In designing the ad, explains Mooney, the aim was to make optimum use of the two-way relationship between viewer and brand, while still delivering the brand message ‘the two of us together’. The banner ad relies on viewers selecting to click into it with the promise of personal hair advice. Before seeing any products viewers are taken into a ‘micro-site’ and asked nine questions to determine their hair type. ‘We used large numbers to flag up each question because we found it was important to acknowledge that a question had been answered,’ says Mooney, adding: ‘You actually see 15 screens before any products are shown.’ A summary of your answers is next displayed, then a personalised set of haircare advice screens and recommended Pantene treatments. Finally, you can enter your personal details to receive free samples and a written resumé of the hair tips.

Mooney says the key to creating a successful ad is to create an original idea and a personal experience for the viewer. With the Pantene project, time was taken to exploit the functionality of the digital medium with a set of e-mail postcards that were designed for the brand.

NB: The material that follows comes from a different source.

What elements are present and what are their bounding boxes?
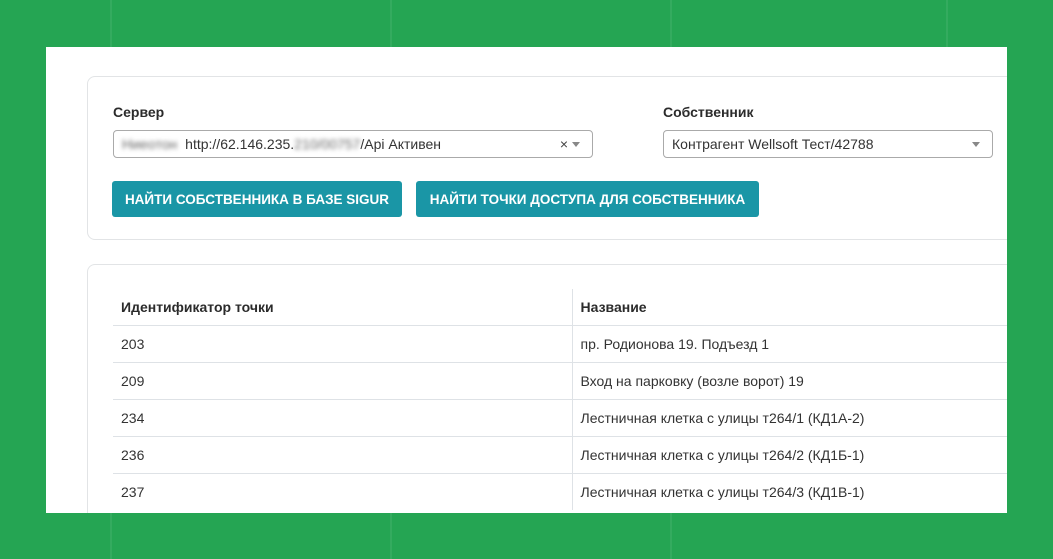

In this way, Mooney says, digital TV can enable brands such as Pantene to extend the brand experience and communicate with individuals.

Digital TV retail services

SkyDigital – Sky’s Open service was the first interactive service to be launched on a digital platform. It is designed as a retail mall for the TV, with content providers ranging from Iceland and Woolworths to Midland Bank.

Telewest launched interactive television services, including on-line shopping and banking in the Midlands in March and is currently rolling out interactive services to Telewest regions. By the end of the year it expects Telewest Active Digital sales to grow from 156 000 to 500 000.

Cable & Wireless/ NTL – C&W is rolling out its interactive services for digital TV, despite being bought by NTL. NTL meanwhile has not yet launched interactive TV services for digital, but it is expected these will be aligned with C&W. The C&W brand will eventually be dropped.